I have argued before that the example of tree rings is instructive. Obviously, dendrochronologists derive information from the tree rings, and the source of the information is the past interaction between the tree and the environment it occupied. But no one says that, in effect, there is no new source of information---unless they want to argue that all of creation is put into place allowing it----but of course the same thing is true for evolution, yes? Bottom line: this is an argument that plays to folk's intuitive understanding of information, and one that puts the burden on the other side of splitting hairs about what information is, and isn't, and (in my opinion) constitutes a better argument for most audiences.

January 07, 2008 8:20 AM  
Blogger Kristine said...

Introducing randomness adds information. So much for "source."

But Scott, this is not about argumentation.
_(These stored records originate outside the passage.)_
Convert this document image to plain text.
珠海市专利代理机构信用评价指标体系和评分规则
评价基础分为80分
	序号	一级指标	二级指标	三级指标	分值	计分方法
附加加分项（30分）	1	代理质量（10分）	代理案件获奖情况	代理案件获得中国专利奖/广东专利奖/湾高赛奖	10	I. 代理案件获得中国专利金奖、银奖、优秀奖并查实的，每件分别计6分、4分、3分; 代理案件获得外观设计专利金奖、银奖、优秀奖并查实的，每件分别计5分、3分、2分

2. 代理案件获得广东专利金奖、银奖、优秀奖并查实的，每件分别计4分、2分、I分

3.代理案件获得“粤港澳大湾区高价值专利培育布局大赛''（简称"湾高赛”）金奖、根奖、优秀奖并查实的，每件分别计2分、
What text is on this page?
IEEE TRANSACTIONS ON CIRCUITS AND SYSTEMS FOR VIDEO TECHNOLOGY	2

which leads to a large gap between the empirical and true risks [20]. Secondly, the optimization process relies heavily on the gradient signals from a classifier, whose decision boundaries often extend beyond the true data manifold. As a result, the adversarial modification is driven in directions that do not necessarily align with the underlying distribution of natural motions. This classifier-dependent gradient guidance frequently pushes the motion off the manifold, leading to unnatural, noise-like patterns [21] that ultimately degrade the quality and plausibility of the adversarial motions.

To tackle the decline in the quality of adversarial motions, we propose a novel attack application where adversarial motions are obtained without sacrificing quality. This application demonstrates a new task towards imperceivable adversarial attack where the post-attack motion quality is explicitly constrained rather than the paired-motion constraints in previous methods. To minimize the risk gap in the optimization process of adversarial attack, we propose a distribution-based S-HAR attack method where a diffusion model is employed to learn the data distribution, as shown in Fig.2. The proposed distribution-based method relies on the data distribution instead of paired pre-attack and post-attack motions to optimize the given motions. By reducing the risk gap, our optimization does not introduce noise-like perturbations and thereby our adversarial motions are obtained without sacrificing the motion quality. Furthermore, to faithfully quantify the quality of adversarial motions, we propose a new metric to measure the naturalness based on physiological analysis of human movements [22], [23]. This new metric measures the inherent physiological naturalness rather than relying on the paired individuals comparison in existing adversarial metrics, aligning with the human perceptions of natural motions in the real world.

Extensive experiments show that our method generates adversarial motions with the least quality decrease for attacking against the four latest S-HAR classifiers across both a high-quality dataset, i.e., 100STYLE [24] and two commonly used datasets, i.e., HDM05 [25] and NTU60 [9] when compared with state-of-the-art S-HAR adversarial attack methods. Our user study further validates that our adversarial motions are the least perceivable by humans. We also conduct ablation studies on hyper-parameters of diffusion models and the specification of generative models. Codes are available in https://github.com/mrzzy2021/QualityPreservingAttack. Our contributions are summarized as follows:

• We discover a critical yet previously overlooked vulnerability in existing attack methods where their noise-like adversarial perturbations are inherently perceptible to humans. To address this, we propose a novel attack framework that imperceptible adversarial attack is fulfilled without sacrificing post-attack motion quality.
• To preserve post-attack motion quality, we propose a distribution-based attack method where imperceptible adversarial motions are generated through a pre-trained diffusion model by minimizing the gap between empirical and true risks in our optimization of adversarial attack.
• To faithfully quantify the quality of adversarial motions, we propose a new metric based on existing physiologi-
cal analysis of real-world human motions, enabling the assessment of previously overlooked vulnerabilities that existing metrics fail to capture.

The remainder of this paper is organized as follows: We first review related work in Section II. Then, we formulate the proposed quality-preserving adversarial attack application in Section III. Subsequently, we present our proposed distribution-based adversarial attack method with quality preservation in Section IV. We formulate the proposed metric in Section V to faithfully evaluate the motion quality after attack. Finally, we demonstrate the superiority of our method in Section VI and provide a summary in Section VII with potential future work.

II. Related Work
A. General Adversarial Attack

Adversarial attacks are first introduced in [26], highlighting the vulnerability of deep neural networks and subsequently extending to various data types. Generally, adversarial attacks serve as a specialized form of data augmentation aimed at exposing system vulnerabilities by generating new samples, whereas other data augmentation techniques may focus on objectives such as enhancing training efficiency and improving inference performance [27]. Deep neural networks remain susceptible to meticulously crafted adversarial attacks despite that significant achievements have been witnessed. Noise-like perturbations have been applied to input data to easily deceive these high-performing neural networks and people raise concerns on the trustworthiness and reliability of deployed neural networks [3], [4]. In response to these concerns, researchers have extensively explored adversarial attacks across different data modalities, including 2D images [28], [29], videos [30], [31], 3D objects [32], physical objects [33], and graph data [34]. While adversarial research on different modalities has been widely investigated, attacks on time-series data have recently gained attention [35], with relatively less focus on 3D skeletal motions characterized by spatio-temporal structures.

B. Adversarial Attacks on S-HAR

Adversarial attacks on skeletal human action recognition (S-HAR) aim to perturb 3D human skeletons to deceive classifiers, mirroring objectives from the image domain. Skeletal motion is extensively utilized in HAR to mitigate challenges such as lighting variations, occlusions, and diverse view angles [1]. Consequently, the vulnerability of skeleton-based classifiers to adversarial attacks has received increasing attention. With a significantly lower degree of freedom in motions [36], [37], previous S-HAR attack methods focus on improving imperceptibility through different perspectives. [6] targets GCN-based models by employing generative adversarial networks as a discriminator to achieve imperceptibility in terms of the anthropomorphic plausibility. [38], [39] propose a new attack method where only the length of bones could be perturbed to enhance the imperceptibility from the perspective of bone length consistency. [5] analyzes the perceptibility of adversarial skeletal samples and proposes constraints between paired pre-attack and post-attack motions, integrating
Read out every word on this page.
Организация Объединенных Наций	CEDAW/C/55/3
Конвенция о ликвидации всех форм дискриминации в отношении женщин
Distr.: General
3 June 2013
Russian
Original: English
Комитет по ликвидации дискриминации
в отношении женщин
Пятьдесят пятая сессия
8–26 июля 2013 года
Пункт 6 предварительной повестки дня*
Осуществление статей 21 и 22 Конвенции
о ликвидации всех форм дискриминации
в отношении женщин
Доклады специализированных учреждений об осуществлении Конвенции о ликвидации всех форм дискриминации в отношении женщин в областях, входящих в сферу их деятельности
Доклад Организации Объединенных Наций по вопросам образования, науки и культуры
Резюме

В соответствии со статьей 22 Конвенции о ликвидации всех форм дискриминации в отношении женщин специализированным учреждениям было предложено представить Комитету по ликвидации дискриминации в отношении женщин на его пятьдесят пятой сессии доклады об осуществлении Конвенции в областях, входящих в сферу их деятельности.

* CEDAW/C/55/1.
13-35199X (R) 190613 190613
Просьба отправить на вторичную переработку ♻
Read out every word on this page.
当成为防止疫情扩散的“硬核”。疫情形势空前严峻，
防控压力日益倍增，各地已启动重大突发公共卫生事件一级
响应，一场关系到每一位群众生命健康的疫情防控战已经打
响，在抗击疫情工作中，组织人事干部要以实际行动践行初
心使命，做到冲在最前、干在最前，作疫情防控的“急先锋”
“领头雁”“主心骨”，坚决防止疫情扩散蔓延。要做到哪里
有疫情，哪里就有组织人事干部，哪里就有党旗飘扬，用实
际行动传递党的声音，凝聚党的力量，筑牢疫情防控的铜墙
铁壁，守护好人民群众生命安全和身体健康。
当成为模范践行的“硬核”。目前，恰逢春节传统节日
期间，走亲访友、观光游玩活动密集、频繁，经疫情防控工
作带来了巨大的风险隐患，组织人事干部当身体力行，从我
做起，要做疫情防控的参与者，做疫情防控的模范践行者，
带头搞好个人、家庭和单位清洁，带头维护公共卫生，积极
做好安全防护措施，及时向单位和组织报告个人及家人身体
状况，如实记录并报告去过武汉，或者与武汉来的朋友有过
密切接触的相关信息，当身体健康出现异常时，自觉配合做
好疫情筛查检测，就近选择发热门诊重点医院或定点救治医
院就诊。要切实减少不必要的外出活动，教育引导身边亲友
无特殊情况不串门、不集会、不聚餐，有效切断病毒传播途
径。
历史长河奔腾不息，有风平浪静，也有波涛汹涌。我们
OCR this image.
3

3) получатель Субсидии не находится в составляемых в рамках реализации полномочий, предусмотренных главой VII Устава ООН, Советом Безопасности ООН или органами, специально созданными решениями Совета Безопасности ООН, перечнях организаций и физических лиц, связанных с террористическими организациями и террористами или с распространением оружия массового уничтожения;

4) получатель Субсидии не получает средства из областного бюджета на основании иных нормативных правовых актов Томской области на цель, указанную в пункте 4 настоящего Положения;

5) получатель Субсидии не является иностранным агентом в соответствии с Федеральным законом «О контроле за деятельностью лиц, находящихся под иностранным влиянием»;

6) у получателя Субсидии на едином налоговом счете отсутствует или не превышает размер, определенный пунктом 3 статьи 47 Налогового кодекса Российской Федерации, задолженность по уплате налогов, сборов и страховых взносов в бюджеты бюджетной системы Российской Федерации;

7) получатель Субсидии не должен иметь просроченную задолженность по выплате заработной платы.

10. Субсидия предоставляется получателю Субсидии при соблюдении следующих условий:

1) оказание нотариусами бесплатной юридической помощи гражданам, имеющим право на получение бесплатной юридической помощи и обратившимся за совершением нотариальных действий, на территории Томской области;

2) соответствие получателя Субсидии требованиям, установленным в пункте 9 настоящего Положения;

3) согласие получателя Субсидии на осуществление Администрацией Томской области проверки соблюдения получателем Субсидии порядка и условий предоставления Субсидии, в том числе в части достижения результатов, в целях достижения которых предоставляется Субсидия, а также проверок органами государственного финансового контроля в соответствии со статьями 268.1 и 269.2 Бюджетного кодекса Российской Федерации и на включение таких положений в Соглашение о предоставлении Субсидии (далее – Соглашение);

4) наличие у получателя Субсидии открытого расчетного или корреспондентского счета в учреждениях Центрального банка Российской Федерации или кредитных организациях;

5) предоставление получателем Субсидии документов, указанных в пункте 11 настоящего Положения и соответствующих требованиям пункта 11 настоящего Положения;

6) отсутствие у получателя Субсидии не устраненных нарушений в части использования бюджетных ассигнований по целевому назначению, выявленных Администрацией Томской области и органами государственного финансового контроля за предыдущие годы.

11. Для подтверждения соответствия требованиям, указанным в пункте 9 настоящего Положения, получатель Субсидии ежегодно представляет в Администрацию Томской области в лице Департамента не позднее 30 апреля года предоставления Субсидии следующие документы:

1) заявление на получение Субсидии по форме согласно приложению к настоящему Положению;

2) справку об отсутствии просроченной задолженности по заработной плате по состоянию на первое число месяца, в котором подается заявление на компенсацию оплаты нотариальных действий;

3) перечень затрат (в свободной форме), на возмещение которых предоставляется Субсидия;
This is about me grabbing my cookie jar and running away with it. ;-)

I crawled all over that Borchert Map Library* so that I could produce a floor plan to scale, because there wasn’t one, and went all over the place finding sources for info that the staff did not have (because they don’t write policies down), and putittogetherinonereport, so they can have a niftyneatofirst-ever preservation survey. And my team for my other class inadvertently stumbled onto a research angle where little work has been done and for which there was not much info (making our literature search a joy), and had to trudge headlong into uncharted territory because it was too late for us to change our project by then. I sweated way too much last semester to have little Sal blat about Info Science! ;-)

And I learned a hell of a lot about how proper research methods prepare one for the unknown like that. Which is what they have not learned at all. Which is really too bad, because once you get past the terror about your grade, it’s really empowering.

It doesn't take a genius to understand the difference between Shannon and Kolmogorov, but apparently Dembski doesn't because he can't seem to decide which definition of information he's using at any given time...

Oh, Dembski knows the difference. He's got to. He's just pulling a fast one, as always. It's not surprising that people don't know this stuff but it is surprising that they don't learn about it before saying "me too!"

*I admit that I loved it. Taking my own temperature/humidity readings, too.